Today I wrote in my diary, for the first time in over a month, and I wrote three pages of teary melodrama about my insecurities and unfulfilled wishes. At the end of it I admonished myself in a new color, "Reach out a little bit when you don't want anything back. It might help you." I took my own advice and went and baked cookies for the nice bike shop dudes who have once again fixed my tires for free, and I hopped on my bike during a break in the rain to bring them to the shop.

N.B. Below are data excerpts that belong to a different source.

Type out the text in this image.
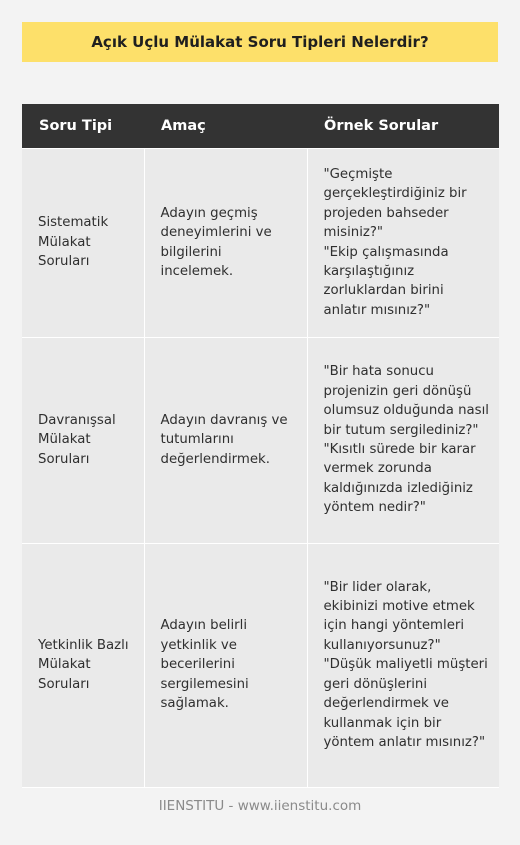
Açık Uçlu Mülakat Soru Tipleri Nelerdir?
Soru Tipi	Amaç	Örnek Sorular
Sistematik Mülakat Soruları	Adayın geçmiş deneyimlerini ve bilgilerini incelemek.	"Geçmişte gerçekleştirdiğiniz bir projeden bahseder misiniz?"
"Ekip çalışmasında karşılaştığınız zorluklardan birini anlatır mısınız?"

Davranışsal Mülakat Soruları	Adayın davranış ve tutumlarını değerlendirmek.	"Bir hata sonucu projenizin geri dönüşü olumsuz olduğunda nasıl bir tutum sergilediniz?"
"Kısıtlı sürede bir karar vermek zorunda kaldığınızda izlediğiniz yöntem nedir?"

Yetkinlik Bazlı Mülakat Soruları	Adayın belirli yetkinlik ve becerilerini sergilemesini sağlamak.	"Bir lider olarak, ekibinizi motive etmek için hangi yöntemleri kullanıyorsunuz?"
"Düşük maliyetli müşteri geri dönüşlerini değerlendirmek ve kullanmak için bir yöntem anlatır mısınız?"
IIENSTITU - www.iienstitu.com
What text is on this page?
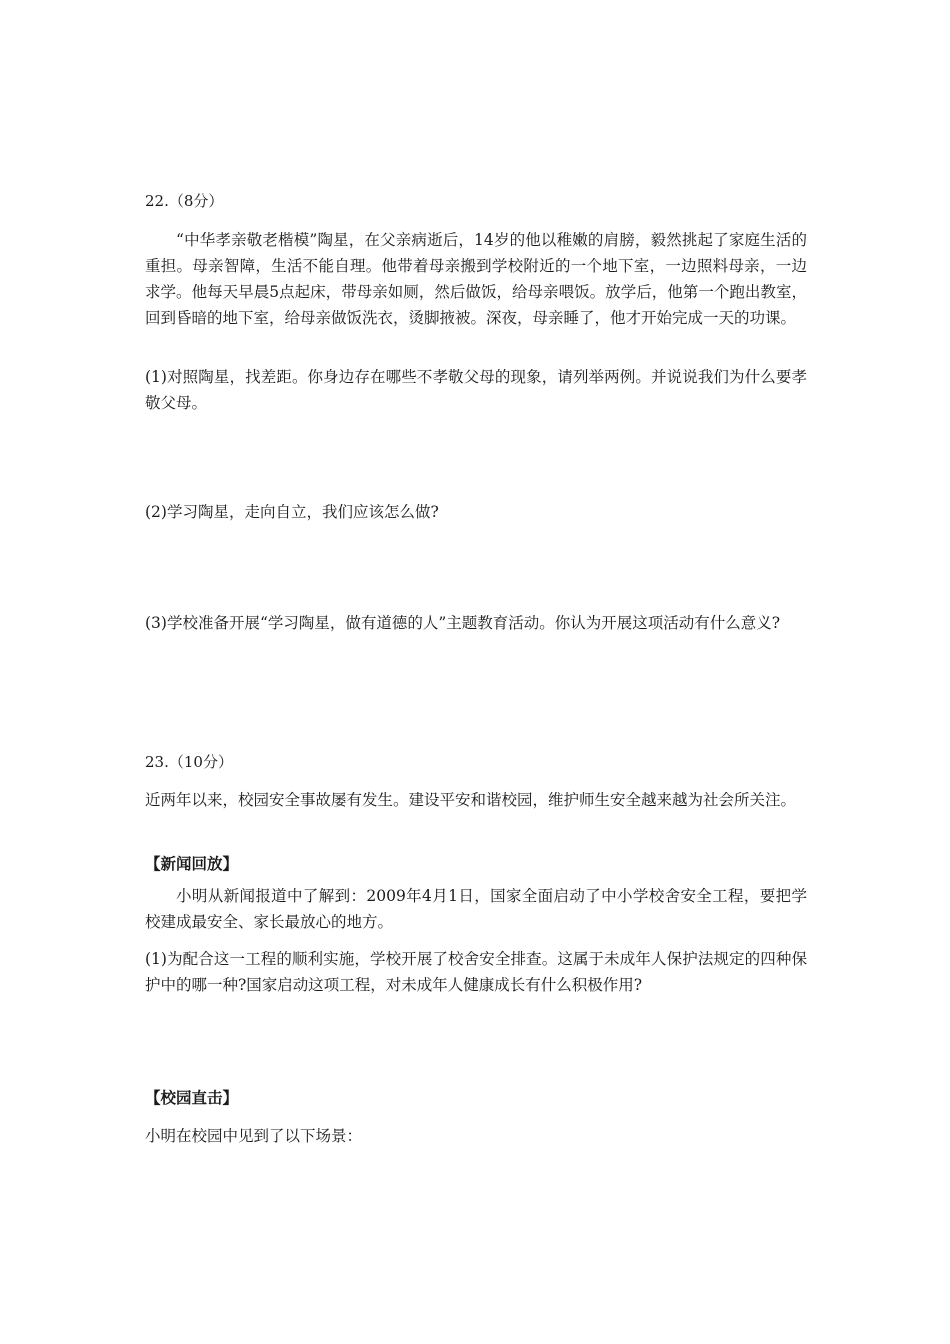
22.（8分）

“中华孝亲敬老楷模”陶星，在父亲病逝后，14岁的他以稚嫩的肩膀，毅然挑起了家庭生活的重担。母亲智障，生活不能自理。他带着母亲搬到学校附近的一个地下室，一边照料母亲，一边求学。他每天早晨5点起床，带母亲如厕，然后做饭，给母亲喂饭。放学后，他第一个跑出教室，回到昏暗的地下室，给母亲做饭洗衣，烫脚掖被。深夜，母亲睡了，他才开始完成一天的功课。

(1)对照陶星，找差距。你身边存在哪些不孝敬父母的现象，请列举两例。并说说我们为什么要孝敬父母。

(2)学习陶星，走向自立，我们应该怎么做?

(3)学校准备开展“学习陶星，做有道德的人”主题教育活动。你认为开展这项活动有什么意义?

23.（10分）

近两年以来，校园安全事故屡有发生。建设平安和谐校园，维护师生安全越来越为社会所关注。

【新闻回放】

小明从新闻报道中了解到：2009年4月1日，国家全面启动了中小学校舍安全工程，要把学校建成最安全、家长最放心的地方。

(1)为配合这一工程的顺利实施，学校开展了校舍安全排查。这属于未成年人保护法规定的四种保护中的哪一种?国家启动这项工程，对未成年人健康成长有什么积极作用?

【校园直击】

小明在校园中见到了以下场景：
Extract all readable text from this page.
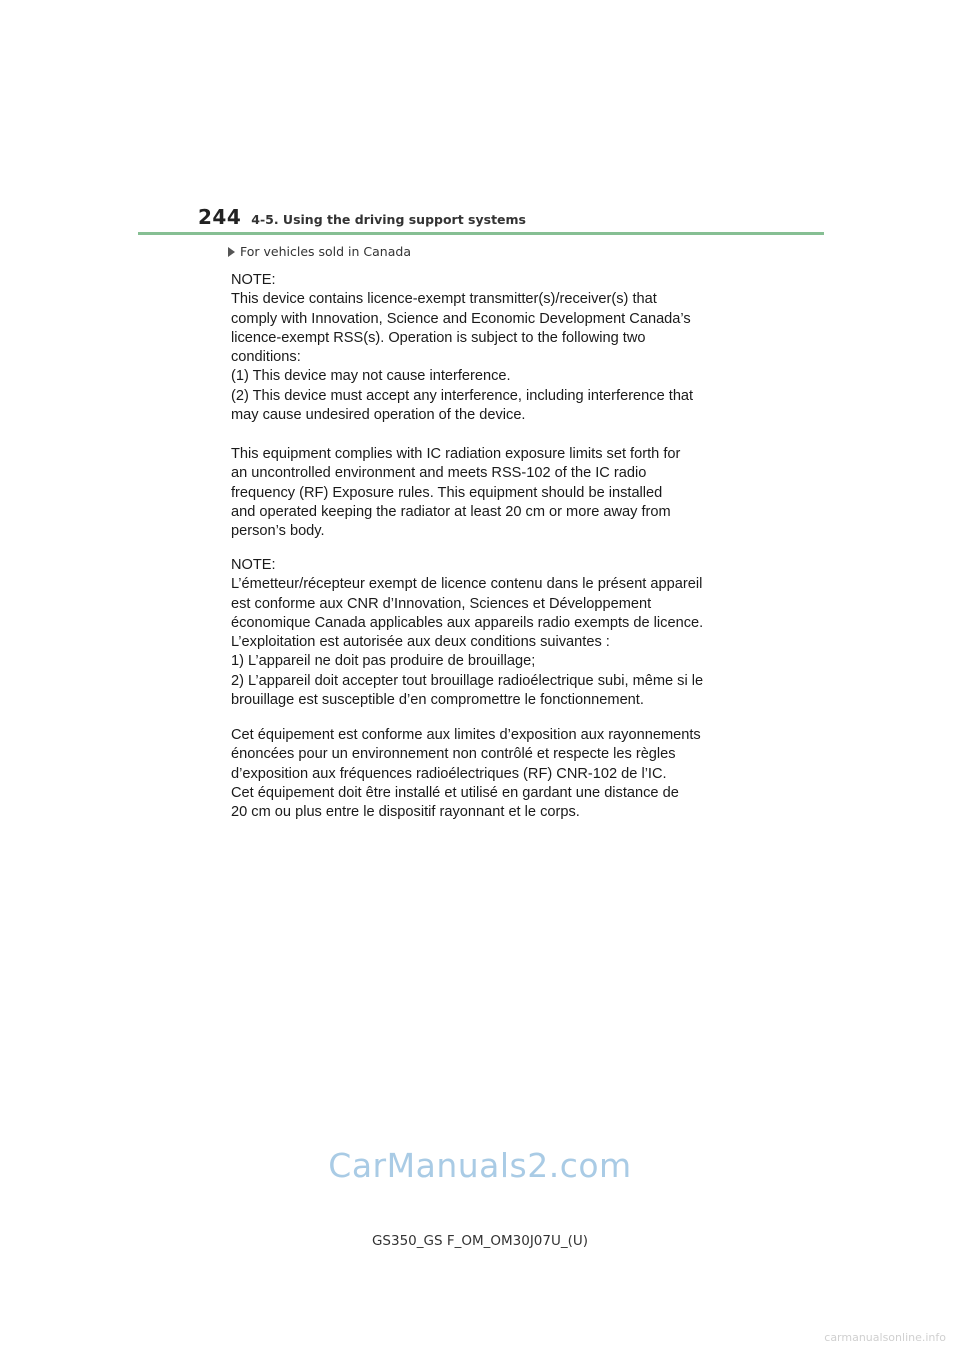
244 4-5. Using the driving support systems
For vehicles sold in Canada
NOTE:
This device contains licence-exempt transmitter(s)/receiver(s) that
comply with Innovation, Science and Economic Development Canada’s
licence-exempt RSS(s). Operation is subject to the following two
conditions:
(1) This device may not cause interference.
(2) This device must accept any interference, including interference that
may cause undesired operation of the device.
This equipment complies with IC radiation exposure limits set forth for
an uncontrolled environment and meets RSS-102 of the IC radio
frequency (RF) Exposure rules. This equipment should be installed
and operated keeping the radiator at least 20 cm or more away from
person’s body.
NOTE:
L’émetteur/récepteur exempt de licence contenu dans le présent appareil
est conforme aux CNR d’Innovation, Sciences et Développement
économique Canada applicables aux appareils radio exempts de licence.
L’exploitation est autorisée aux deux conditions suivantes :
1) L’appareil ne doit pas produire de brouillage;
2) L’appareil doit accepter tout brouillage radioélectrique subi, même si le
brouillage est susceptible d’en compromettre le fonctionnement.
Cet équipement est conforme aux limites d’exposition aux rayonnements
énoncées pour un environnement non contrôlé et respecte les règles
d’exposition aux fréquences radioélectriques (RF) CNR-102 de l’IC.
Cet équipement doit être installé et utilisé en gardant une distance de
20 cm ou plus entre le dispositif rayonnant et le corps.
CarManuals2.com
GS350_GS F_OM_OM30J07U_(U)
carmanualsonline.info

I wasn't sure what to expect. I brought gratitude cookies to Gottsi once and got a strange, awkward reception that stuck in my memory today and almost convinced me not to bother again. But the nice bike dudes were surprised and happy, and they dug in and promised to save some for the guys who weren't working today, and they invited me to hang out for a while and have a beer. So I stayed for a half hour and talked about music and bikes and other places to live, which may be the standard stereotypical overused Portland conversation but is still okay in my book.
When I left, it was just starting to sprinkle again and I was slightly unsteady from my deliciously random beer. I pedaled slowly, out of my way and off the main streets, enjoying the rain on my face and my relief that my rather anxious gesture of goodwill had gone well. The rain turned into a downpour, the unsteadiness persisted, and by the time I got home I was a Portland cliche of drunken bicycling in the rain. I walked in the front door and was greeted by my renting roommate's lady friend, who thanked me cutely for covering her bike seat against the rain and offered me a piece of her pizza.
At the end of the day, or at least the 7:07 of the day, I am alone in the house after everyone has left without me, and I have been this a lot lately. But today I made a gesture of connecting with someone, and it wasn't rejected the way I'm always convinced it will be. It's a good step and I'm going to go savor it for a while... either in an extremely hot shower or under the pile of blankets I bought today. That is some fucking cold rain out there.
Posted by dianna at October 7, 2007 07:07 PMNod to the bravery. I am crap at all that scary reaching out stuff.
I've sometimes thought I'd be better off if I'd had different sorts of jobs. Working at a bar or a bike shop or a landscape gardening firm with a lot of people my age would surely have netted me more friends than stuffy office work. What do you think?
Posted by: didofoot at October 8, 2007 09:18 AMI second the bravery nod, because I'm also kind of crap at that stuff. I'm glad your cookies went over well and were received with graciousness and beer.
Over the last couple of years I've frequently thought about how much I owe my current social life to school. It's pretty easy to make friends in grad school -- you've got a rough age group, cohorts, similar interests, similar things to complain about, and a lot of built-in conversation. And you quickly winnow out the people you can't stand and spend a lot of time with the people who are awesome. At this point, a lot of my friends are town kids, not school kids, but it took a few years of going to the same places with school friends to meet these other folks and get to know them. That kind of slow, easygoing social-life-building is good for me, because what I'm utter crap at is finding groups of people who do things I want to do and then showing up out of the blue and going "Hey! Can I join your [board game group/women's shop time at the bike church/quilting bee]?" But I keep making resolutions to learn how to do that. Hanging out with the bike shop guys is way too ballsy for me, except the ones I'm already friends with, and then not even at the bike shop.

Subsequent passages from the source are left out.